A more mundane example:

The Roomba cleaning robot is scarcely an agent. While running, it does not build up a model of the world; it only responds to immediate stimuli (collisions, cliff detection, etc.) and generates a range of preset behaviors, some of them random.

It has some senses about itself — it can detect a jammed wheel, and the "smarter" ones will return to dock to recharge if the battery is low, then resume cleaning. But it does not have a variable anywhere in its memory that indicates how clean it believes the room is — an explicit representation of a utility function of cleanliness, or "how well it has done at its job". It does, however, have a sensor for how dirty the carpet immediately below it is, and it will spend extra time on cleaning especially dirty patches.

Because it does not have beliefs about how clean the room is, it can't have erroneous beliefs about that either — it can't become falsely convinced that it has finished its job when it hasn't. It just keeps sweeping until it runs out of power. (We can imagine a paperclip-robot that doesn't think about paperclips; it just goes around finding wire and folding it. It cannot be satisfied, because it doesn't even have a term for "enough paperclips"!)

It is scarcely an agent. To me it seems even less "agenty" than an arbitrage daemon, but that probably has more to do with the fact that it's not designed to interact with other agents. But you can set it on the floor and push the go button, and in an hour come back to a cleaner floor. It doesn't think it's optimizing anything, but its behavior has the result of being useful for optimizing something.

Whether an entity builds up a model of the world, or is self-aware or self-protecting, is to some extent an implementation detail, which is different from the question of whether we want to live around the consequences of that entity's actions.

The agent/tool distinction is in the map, not the territory — it's a matter of adopting the intentional stance toward whatever entity we're talking about. To some extent, saying "agent" means treating the entity as a black box with a utility function printed on the outside: "the print spooler wants to send all the documents to the printer" — or "this Puppet config is trying to put the servers in such-and-so state ..."

It's very hard to avoid apparent teleology when speaking in English. (This is particularly troublesome when talking about evolution by natural selection, where the assumption of teleology is the number one barrier to comprehending how it actually works.)

2DaveX8yMy roomba does not just keep sweeping until it runs out of power. It terminates quickly in a small space and terminates slower in a large space. To terminate it must somehow sense the size of the space it is working in and compare it to some register of how long it has operated. Roombas try to build up a (very limited) model of how big the room is from the longest uninterrrupted traversal it can sense. See "Can you tell me more about the cleaning algorithm that the Roomba uses?" in http://www.botjunkie.com/2010/05/17/botjunkie-interview-nancy-dussault-smith-on-irobots-roomba/ [http://www.botjunkie.com/2010/05/17/botjunkie-interview-nancy-dussault-smith-on-irobots-roomba/]

Tool for maximizing paperclips vs a paperclip maximizer

by private_messaging 1 min read12th May 201223 comments


To clarify some point that is being discussed in several threads here, tool vs intentional agent distinction:

A tool for maximizing paperclips would - for efficiency purposes - have a world-model which it has god's eye view of (not accessing it through embedded sensors like eyes), implementing/defining a counter of paperclips within this model.
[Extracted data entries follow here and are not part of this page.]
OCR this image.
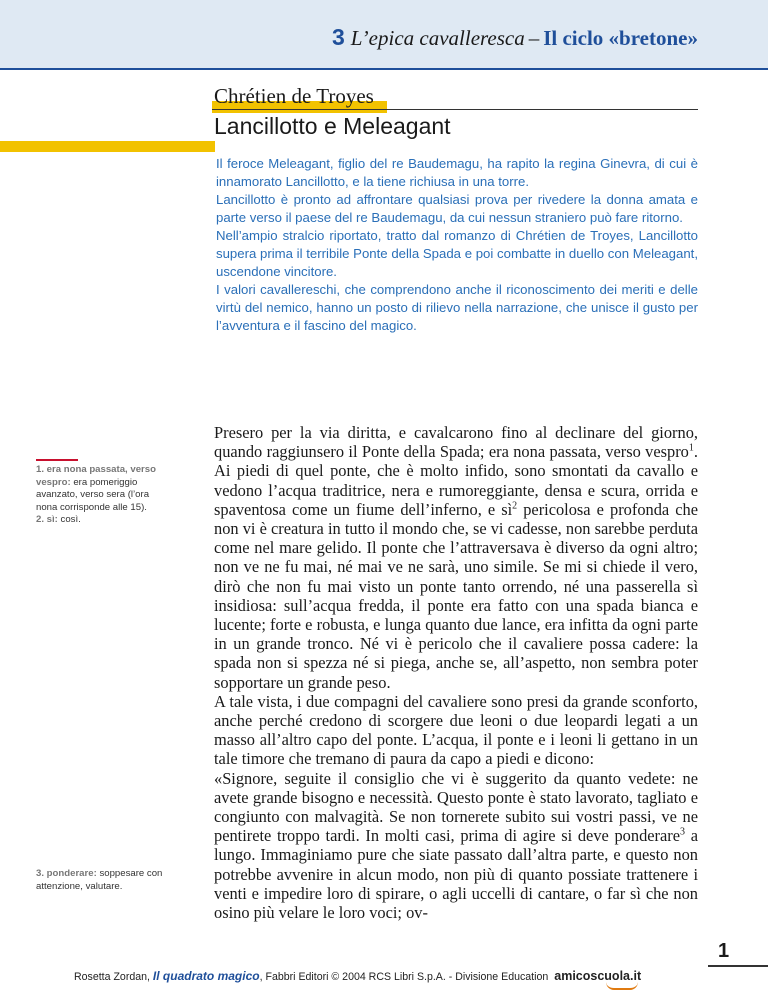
3 L’epica cavalleresca – Il ciclo «bretone»
Chrétien de Troyes
Lancillotto e Meleagant

Il feroce Meleagant, figlio del re Baudemagu, ha rapito la regina Ginevra, di cui è innamorato Lancillotto, e la tiene richiusa in una torre.

Lancillotto è pronto ad affrontare qualsiasi prova per rivedere la donna amata e parte verso il paese del re Baudemagu, da cui nessun straniero può fare ritorno.

Nell’ampio stralcio riportato, tratto dal romanzo di Chrétien de Troyes, Lancillotto supera prima il terribile Ponte della Spada e poi combatte in duello con Meleagant, uscendone vincitore.

I valori cavallereschi, che comprendono anche il riconoscimento dei meriti e delle virtù del nemico, hanno un posto di rilievo nella narrazione, che unisce il gusto per l’avventura e il fascino del magico.

1. era nona passata, verso vespro: era pomeriggio avanzato, verso sera (l’ora nona corrisponde alle 15).

2. sì: così.

3. ponderare: soppesare con attenzione, valutare.

Presero per la via diritta, e cavalcarono fino al declinare del giorno, quando raggiunsero il Ponte della Spada; era nona passata, verso vespro$^1$. Ai piedi di quel ponte, che è molto infido, sono smontati da cavallo e vedono l’acqua traditrice, nera e rumoreggiante, densa e scura, orrida e spaventosa come un fiume dell’inferno, e $sì^2$ pericolosa e profonda che non vi è creatura in tutto il mondo che, se vi cadesse, non sarebbe perduta come nel mare gelido. Il ponte che l’attraversava è diverso da ogni altro; non ve ne fu mai, né mai ve ne sarà, uno simile. Se mi si chiede il vero, dirò che non fu mai visto un ponte tanto orrendo, né una passerella sì insidiosa: sull’acqua fredda, il ponte era fatto con una spada bianca e lucente; forte e robusta, e lunga quanto due lance, era infitta da ogni parte in un grande tronco. Né vi è pericolo che il cavaliere possa cadere: la spada non si spezza né si piega, anche se, all’aspetto, non sembra poter sopportare un grande peso.

A tale vista, i due compagni del cavaliere sono presi da grande sconforto, anche perché credono di scorgere due leoni o due leopardi legati a un masso all’altro capo del ponte. L’acqua, il ponte e i leoni li gettano in un tale timore che tremano di paura da capo a piedi e dicono:

«Signore, seguite il consiglio che vi è suggerito da quanto vedete: ne avete grande bisogno e necessità. Questo ponte è stato lavorato, tagliato e congiunto con malvagità. Se non tornerete subito sui vostri passi, ve ne pentirete troppo tardi. In molti casi, prima di agire si deve ponderare$^3$ a lungo. Immaginiamo pure che siate passato dall’altra parte, e questo non potrebbe avvenire in alcun modo, non più di quanto possiate trattenere i venti e impedire loro di spirare, o agli uccelli di cantare, o far sì che non osino più velare le loro voci; ov-

1
Rosetta Zordan, Il quadrato magico, Fabbri Editori © 2004 RCS Libri S.p.A. - Divisione Education amicoscuola.it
Output of this counter is what is being maximized by a problem solving portion of the tool. Not the real world paperclips

No real world intentionality exist in this tool for maximizing paperclips; the paperclip-making-problem-solver would maximize the output of the counter, not real world paperclips. Such tool can be hooked up to actuators, and to sensors, and made to affect the world without human intermediary; but it won't implement real world intentionality.
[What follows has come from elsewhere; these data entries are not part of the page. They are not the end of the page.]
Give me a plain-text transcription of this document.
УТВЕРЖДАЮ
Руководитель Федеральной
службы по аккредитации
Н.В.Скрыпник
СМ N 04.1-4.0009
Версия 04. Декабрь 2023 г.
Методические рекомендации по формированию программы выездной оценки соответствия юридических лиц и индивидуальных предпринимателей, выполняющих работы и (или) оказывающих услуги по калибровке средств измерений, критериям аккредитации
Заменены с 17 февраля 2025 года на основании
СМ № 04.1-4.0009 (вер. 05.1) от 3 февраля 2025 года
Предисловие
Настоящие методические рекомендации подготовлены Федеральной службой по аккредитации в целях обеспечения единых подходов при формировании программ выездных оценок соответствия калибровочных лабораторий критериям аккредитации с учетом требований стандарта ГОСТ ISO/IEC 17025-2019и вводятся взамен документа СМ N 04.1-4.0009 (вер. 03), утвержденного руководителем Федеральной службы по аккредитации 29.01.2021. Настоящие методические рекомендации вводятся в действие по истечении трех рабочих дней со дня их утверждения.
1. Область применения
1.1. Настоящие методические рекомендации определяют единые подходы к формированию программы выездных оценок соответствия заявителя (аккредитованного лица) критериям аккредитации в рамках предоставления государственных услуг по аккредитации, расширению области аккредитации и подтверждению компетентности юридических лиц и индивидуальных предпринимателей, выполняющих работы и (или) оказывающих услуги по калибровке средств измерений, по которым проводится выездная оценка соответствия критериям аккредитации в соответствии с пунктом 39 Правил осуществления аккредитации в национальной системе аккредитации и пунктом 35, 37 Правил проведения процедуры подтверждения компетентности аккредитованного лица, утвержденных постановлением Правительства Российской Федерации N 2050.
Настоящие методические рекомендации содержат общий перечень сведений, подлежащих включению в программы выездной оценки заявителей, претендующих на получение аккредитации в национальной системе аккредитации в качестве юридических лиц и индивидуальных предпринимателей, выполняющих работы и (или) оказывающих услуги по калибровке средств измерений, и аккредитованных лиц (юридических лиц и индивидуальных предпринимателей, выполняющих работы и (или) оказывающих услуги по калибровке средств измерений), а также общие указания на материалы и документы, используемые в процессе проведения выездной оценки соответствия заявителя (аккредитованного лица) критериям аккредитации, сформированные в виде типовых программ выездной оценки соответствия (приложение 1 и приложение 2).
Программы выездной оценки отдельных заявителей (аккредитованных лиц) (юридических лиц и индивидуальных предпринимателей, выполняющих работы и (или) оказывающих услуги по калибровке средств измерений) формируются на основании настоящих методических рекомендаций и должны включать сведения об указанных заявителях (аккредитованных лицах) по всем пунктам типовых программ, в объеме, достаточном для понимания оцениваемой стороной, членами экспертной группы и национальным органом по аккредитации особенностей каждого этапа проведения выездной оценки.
An intentional agent for maximizing paperclips is the familiar 'paperclip maximizer', that truly loves the real world paperclips and wants to maximize them, and would try to improve it's understanding of the world to know if it's paperclip making efforts are successful.

The real world intentionality is ontologically basic in human language and consequently there is very strong bias to describe the former as the latter.
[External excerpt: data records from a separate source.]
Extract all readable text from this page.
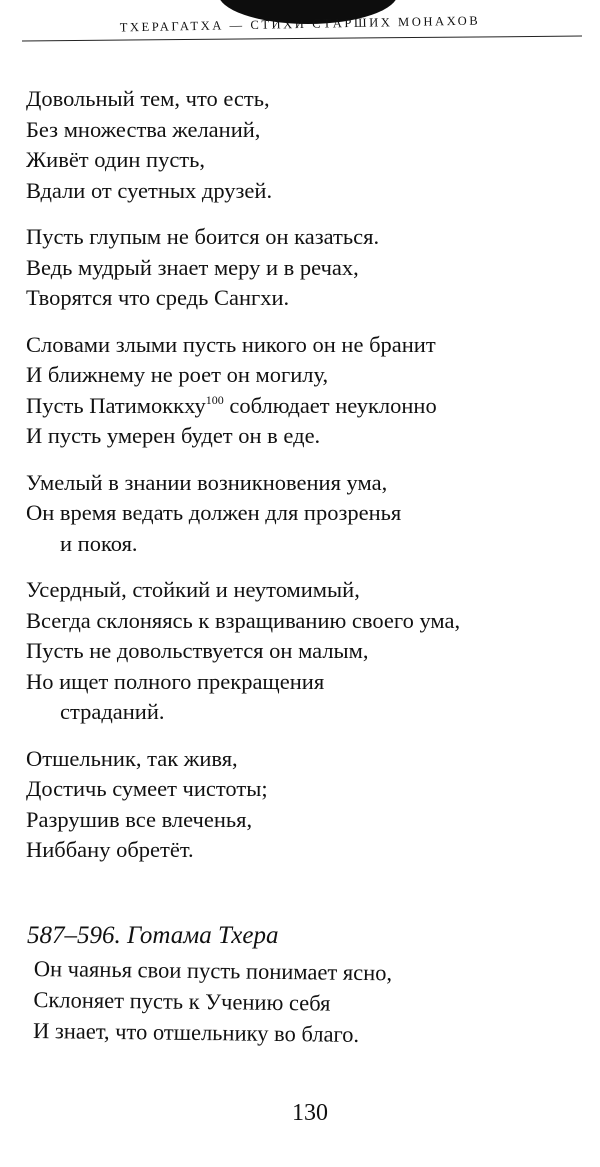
ТХЕРАГАТХА — СТИХИ СТАРШИХ МОНАХОВ
Довольный тем, что есть,
Без множества желаний,
Живёт один пусть,
Вдали от суетных друзей.
Пусть глупым не боится он казаться.
Ведь мудрый знает меру и в речах,
Творятся что средь Сангхи.
Словами злыми пусть никого он не бранит
И ближнему не роет он могилу,
Пусть Патимоккху$^{100}$ соблюдает неуклонно
И пусть умерен будет он в еде.
Умелый в знании возникновения ума,
Он время ведать должен для прозренья
и покоя.
Усердный, стойкий и неутомимый,
Всегда склоняясь к взращиванию своего ума,
Пусть не довольствуется он малым,
Но ищет полного прекращения
страданий.
Отшельник, так живя,
Достичь сумеет чистоты;
Разрушив все влеченья,
Ниббану обретёт.
587–596. Готама Тхера
Он чаянья свои пусть понимает ясно,
Склоняет пусть к Учению себя
И знает, что отшельнику во благо.
130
The distinction: the wireheading (either direct or through manipulation of inputs) is a valid solution to the problem that is being solved by the former, but not by the latter. Of course one could rationalize and postulate tool that is not general purpose enough as to wirehead, forgetting that the issue being feared is a tool that's general purpose to design better tool or self improve. That is an incredibly frustrating feature of rationalization. The aspects of problem are forgotten when thinking backwards.

The issues with the latter: We do not know if humans actually implement real world intentionality in such a way that it is not destroyed under full ability to self modify (and we can observe that we very much like to manipulate our own inputs; see art, porn, fiction, etc). We do not have single certain example of such stable real world intentionality, and we do not know how to implement it (that may well be impossible). We also are prone to assuming that two unsolved problems in AI - general problem solving and this real world intentionality - are a single problem, or are solved necessarily together. A map compression issue.